The first policy question is whether the substantial public resources allocated to vaccine development and distribution as well as in compensation for financial losses linked to shutdowns are economically justifiable on the basis of lives saved by the intervention. Our VSL estimate computes the societal willingness to pay for a mortality reduction of an unidentified person and is therefore appropriate for the relevance of public spending...

Consider next the case where an infected person j’s health deteriorates and is admitted to the intensive care unit (ICU). If access to life support in the ICU is constrained, our GPV measure calculates person j’s valuation of their own life and can be used to decide whether or not terminal care should be maintained or reallocated.
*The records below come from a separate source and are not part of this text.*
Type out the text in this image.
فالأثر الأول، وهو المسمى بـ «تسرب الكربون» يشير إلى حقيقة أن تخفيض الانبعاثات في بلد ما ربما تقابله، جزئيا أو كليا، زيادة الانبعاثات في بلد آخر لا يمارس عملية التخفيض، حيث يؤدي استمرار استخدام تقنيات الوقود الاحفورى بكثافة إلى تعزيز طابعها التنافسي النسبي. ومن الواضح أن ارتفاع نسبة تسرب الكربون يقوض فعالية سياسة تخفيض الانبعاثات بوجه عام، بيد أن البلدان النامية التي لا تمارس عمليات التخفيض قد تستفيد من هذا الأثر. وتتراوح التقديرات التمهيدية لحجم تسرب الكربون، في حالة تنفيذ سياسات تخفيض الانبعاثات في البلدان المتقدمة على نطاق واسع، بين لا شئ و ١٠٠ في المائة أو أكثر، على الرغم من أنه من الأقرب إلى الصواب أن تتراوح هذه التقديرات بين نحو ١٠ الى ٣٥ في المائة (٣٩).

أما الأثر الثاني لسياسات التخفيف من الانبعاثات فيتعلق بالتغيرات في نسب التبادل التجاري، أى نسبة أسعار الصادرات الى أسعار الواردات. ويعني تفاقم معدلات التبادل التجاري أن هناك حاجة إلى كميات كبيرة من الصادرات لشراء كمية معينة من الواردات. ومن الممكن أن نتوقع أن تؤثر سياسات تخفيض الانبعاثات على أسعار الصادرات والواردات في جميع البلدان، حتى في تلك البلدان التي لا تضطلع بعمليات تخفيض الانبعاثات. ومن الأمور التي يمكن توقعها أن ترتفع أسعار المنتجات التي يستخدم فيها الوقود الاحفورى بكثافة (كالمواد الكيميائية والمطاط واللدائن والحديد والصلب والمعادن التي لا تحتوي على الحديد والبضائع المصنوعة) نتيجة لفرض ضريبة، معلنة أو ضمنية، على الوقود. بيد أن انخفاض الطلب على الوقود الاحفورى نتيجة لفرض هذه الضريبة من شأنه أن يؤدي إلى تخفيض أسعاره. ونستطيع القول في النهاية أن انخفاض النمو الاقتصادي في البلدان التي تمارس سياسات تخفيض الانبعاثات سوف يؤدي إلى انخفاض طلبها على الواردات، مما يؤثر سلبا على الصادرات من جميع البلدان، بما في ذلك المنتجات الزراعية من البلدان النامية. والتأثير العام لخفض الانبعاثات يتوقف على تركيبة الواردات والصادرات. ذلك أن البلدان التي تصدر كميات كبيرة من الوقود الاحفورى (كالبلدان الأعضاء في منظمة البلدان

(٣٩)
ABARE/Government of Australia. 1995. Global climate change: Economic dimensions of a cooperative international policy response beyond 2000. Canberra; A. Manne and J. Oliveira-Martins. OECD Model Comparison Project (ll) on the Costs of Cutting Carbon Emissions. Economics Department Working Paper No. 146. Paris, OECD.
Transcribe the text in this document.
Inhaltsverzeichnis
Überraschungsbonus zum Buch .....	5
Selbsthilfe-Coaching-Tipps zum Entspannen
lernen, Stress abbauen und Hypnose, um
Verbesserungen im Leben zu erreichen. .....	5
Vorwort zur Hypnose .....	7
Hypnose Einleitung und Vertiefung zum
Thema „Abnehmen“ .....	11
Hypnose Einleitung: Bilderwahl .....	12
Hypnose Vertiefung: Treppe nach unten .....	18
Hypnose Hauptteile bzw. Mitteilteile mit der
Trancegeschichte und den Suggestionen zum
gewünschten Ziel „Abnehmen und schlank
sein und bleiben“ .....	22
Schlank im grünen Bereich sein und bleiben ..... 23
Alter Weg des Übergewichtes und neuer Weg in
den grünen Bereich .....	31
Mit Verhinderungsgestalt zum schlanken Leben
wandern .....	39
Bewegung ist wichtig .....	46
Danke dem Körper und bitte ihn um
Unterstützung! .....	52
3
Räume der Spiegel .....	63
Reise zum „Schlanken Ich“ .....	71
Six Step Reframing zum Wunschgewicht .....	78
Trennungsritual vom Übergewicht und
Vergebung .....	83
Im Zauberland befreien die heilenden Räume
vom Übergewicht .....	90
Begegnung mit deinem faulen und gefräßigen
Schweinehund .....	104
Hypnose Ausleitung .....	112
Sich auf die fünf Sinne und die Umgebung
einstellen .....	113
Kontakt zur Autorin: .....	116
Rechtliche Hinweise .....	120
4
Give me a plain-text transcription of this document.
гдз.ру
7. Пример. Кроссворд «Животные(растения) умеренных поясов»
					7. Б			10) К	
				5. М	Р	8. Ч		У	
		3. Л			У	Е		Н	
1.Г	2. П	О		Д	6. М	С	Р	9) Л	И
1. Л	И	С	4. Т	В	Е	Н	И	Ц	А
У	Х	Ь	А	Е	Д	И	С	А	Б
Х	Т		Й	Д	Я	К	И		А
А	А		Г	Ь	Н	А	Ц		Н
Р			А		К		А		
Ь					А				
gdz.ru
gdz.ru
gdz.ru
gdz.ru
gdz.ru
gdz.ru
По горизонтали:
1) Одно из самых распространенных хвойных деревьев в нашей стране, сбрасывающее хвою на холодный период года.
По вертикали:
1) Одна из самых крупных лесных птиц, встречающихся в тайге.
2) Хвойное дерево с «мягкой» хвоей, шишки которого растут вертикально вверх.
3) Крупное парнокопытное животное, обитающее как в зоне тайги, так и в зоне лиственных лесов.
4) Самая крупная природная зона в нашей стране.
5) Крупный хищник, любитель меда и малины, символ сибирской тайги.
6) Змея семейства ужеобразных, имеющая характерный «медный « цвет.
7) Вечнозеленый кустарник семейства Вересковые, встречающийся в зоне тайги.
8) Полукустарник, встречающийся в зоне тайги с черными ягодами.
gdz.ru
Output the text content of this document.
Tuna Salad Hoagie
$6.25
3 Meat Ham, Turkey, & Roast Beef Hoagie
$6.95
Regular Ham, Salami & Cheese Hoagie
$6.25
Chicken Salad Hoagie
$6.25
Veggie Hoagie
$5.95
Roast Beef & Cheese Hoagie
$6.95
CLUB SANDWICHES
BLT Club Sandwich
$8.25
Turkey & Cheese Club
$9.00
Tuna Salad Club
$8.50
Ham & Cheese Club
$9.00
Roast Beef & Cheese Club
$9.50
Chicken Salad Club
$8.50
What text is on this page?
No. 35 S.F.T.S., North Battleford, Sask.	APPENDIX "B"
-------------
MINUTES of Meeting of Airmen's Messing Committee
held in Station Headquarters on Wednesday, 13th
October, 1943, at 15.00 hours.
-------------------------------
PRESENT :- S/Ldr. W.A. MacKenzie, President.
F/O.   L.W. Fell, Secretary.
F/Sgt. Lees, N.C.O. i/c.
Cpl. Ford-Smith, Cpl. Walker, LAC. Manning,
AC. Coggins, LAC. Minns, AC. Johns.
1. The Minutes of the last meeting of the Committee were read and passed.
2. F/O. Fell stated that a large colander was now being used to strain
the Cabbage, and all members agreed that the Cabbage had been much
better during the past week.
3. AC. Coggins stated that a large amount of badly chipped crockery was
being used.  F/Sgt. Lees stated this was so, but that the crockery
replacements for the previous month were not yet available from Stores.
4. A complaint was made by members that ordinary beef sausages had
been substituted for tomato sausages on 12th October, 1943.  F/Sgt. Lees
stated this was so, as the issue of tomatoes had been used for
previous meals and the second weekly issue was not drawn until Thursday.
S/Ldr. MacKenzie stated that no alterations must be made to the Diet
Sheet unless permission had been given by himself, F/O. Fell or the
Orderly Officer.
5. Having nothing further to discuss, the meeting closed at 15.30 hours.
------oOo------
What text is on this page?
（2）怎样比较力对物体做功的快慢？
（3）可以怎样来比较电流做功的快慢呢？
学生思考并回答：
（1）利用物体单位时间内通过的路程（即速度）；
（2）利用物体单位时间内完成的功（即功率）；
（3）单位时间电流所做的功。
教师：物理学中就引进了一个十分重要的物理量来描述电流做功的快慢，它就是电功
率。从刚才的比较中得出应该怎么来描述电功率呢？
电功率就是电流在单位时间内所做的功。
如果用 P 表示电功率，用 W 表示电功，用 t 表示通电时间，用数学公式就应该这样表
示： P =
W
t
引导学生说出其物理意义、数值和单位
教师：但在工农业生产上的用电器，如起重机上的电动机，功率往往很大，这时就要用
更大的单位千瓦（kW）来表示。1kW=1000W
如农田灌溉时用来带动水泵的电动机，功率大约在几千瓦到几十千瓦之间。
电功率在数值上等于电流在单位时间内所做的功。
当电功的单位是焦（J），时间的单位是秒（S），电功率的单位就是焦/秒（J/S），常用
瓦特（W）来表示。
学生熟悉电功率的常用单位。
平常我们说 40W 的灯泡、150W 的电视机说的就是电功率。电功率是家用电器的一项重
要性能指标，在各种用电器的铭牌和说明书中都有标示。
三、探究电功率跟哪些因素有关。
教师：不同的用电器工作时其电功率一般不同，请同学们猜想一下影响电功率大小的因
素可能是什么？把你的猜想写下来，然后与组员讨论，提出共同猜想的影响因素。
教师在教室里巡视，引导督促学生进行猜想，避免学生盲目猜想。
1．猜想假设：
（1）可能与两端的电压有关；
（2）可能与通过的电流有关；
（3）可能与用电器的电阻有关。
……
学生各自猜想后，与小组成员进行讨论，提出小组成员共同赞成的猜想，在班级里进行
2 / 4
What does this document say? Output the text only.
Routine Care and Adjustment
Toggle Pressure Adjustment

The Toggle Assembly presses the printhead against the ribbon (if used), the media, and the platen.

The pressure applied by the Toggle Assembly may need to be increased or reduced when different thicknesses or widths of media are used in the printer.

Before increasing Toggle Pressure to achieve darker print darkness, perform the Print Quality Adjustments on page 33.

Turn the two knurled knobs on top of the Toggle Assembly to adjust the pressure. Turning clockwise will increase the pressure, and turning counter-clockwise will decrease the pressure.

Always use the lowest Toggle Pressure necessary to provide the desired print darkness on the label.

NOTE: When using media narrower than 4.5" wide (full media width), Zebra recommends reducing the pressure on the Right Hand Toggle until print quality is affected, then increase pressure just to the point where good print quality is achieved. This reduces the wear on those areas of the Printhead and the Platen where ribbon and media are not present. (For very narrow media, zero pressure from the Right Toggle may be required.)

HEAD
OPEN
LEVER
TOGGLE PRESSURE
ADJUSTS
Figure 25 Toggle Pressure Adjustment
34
If instead j dies as a result of COVID, both our HK and GPV values can be used by courts in litigation against the state, care provider, employer or other agents for insufficient intervention, malpractice or negligence.

So, in a policy context the VSL is the appropriate measure, but in the case of compensation for an identified life, the HK or GPV is more appropriate. This is where things get a little interesting though, because that implies that the value of statistical life is much higher than the value of an identified life. We know this to be untrue. The 2005 Nobel Prize winner Thomas Schelling observed a paradox wherein communities were willing to spend millions of dollars to save the life of a known victim (e.g. someone trapped in a mine), while at the same time being unwilling to spend a few hundred thousand dollars on highway improvements that would save on average one life each year. The value of an identified life is actually greater than the value of a statistical life. Hugonnier et al. don't engage with that paradox at all, so leave a serious policy problem unanswered. Nevertheless, this is an important article, and I will be changing my future teaching of the related concepts to highlight the different use cases of these measures better.